"I don't," said the boy. "I said I'd try and act like a man."
"Then why don't yer hack like a man?" cried the sailor. "You're a-gettin' on: some o' these days you'll be skipper of a big craft o' your own, and you promised I should be your bo'sun; and here you goes and hacks like that. Why! big as I am, I wouldn't go an' hurt a little thing like this, for a golden king's crown.—Would I, my pretty?"
"No, 'Jack,'" said Dot seriously; "I'm sure you wouldn't. And it's very cruel of Bob."
"That's right, my dear; so it is; and I just tell him if he don't stick to his word like a young gent should, him and me ain't going to be messmates no more."

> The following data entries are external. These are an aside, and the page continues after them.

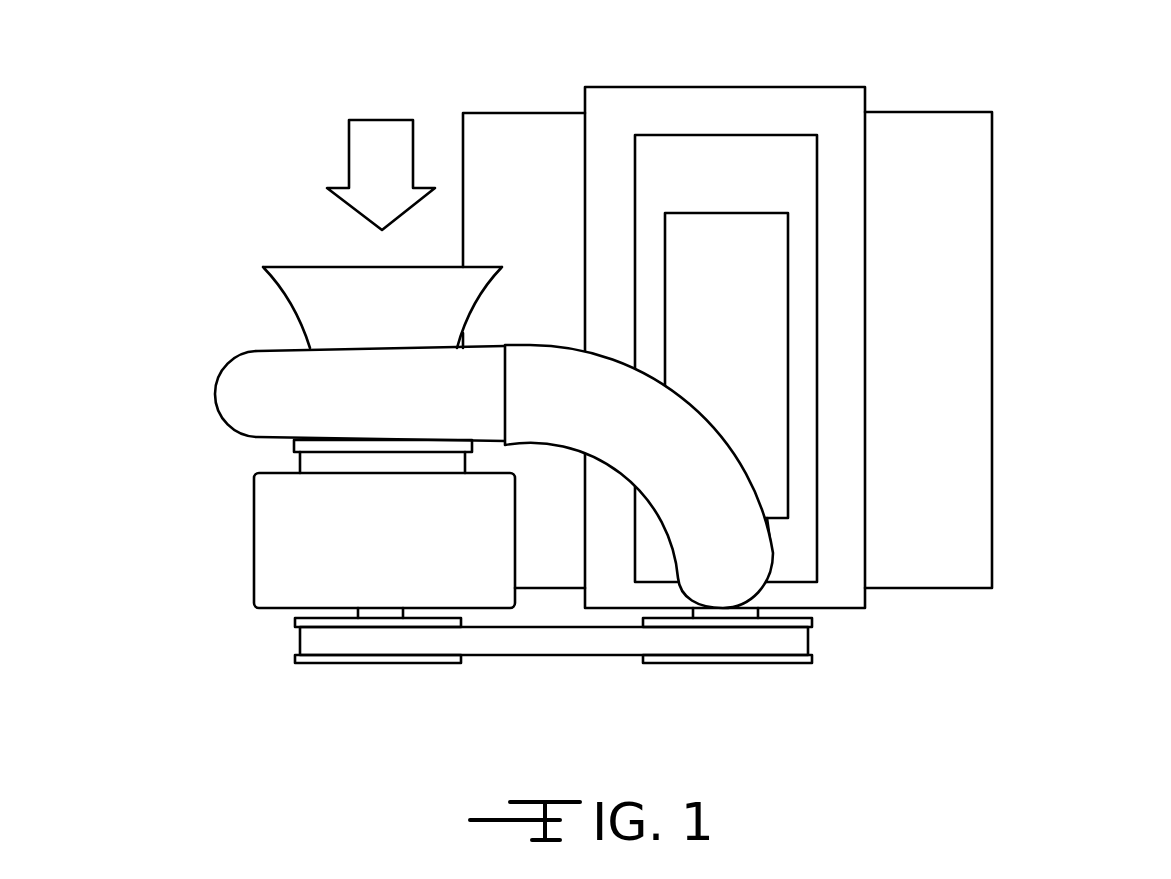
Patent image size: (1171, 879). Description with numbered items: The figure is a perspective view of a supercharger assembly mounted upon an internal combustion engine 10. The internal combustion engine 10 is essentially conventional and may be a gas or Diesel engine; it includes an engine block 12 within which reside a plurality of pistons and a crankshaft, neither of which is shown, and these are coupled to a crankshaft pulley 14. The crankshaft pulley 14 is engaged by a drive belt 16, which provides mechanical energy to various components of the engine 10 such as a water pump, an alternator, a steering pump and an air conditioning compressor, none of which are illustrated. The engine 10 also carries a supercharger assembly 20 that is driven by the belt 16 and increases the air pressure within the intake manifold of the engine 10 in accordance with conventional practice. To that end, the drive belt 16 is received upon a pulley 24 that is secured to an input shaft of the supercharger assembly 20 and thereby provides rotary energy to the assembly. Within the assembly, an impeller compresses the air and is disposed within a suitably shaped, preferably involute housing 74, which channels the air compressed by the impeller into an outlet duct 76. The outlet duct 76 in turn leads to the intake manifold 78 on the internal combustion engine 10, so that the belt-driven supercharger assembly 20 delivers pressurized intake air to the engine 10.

The internal combustion engine 10 is at (1007, 113).
The engine block 12 is at (935, 417).
The crankshaft pulley 14 is at (703, 663).
The drive belt 16 is at (532, 638).
The supercharger assembly 20 is at (233, 573).
The pulley 24 is at (368, 663).
The involute housing 74 is at (253, 379).
The outlet duct 76 is at (594, 419).
The intake manifold 78 is at (698, 333).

The Skipper's conscience was very busy again, but, he wouldn't show his trouble, and, he tried to turn it off by saying rapidly—
"Won't do so any more—won't do so any more," three times.
"Don't sound to me as if you was sorry," growled the man. "I heered what your father says to you, and he knows, and he's the finest gentleman in all Her Majesty's Service. On'y wish I'd got such a father."
"What nonsense, 'Jack'!" cried the Skipper; "why! you're too big, isn't he, Dot?"
"Yes," said the girl, "he does seem to be very big to have a father."
"Well, I ain't a wery little un, am I, my pretty?" said the sailor, chuckling. "But, you allus mind, and do what your father tells you, Master Bob."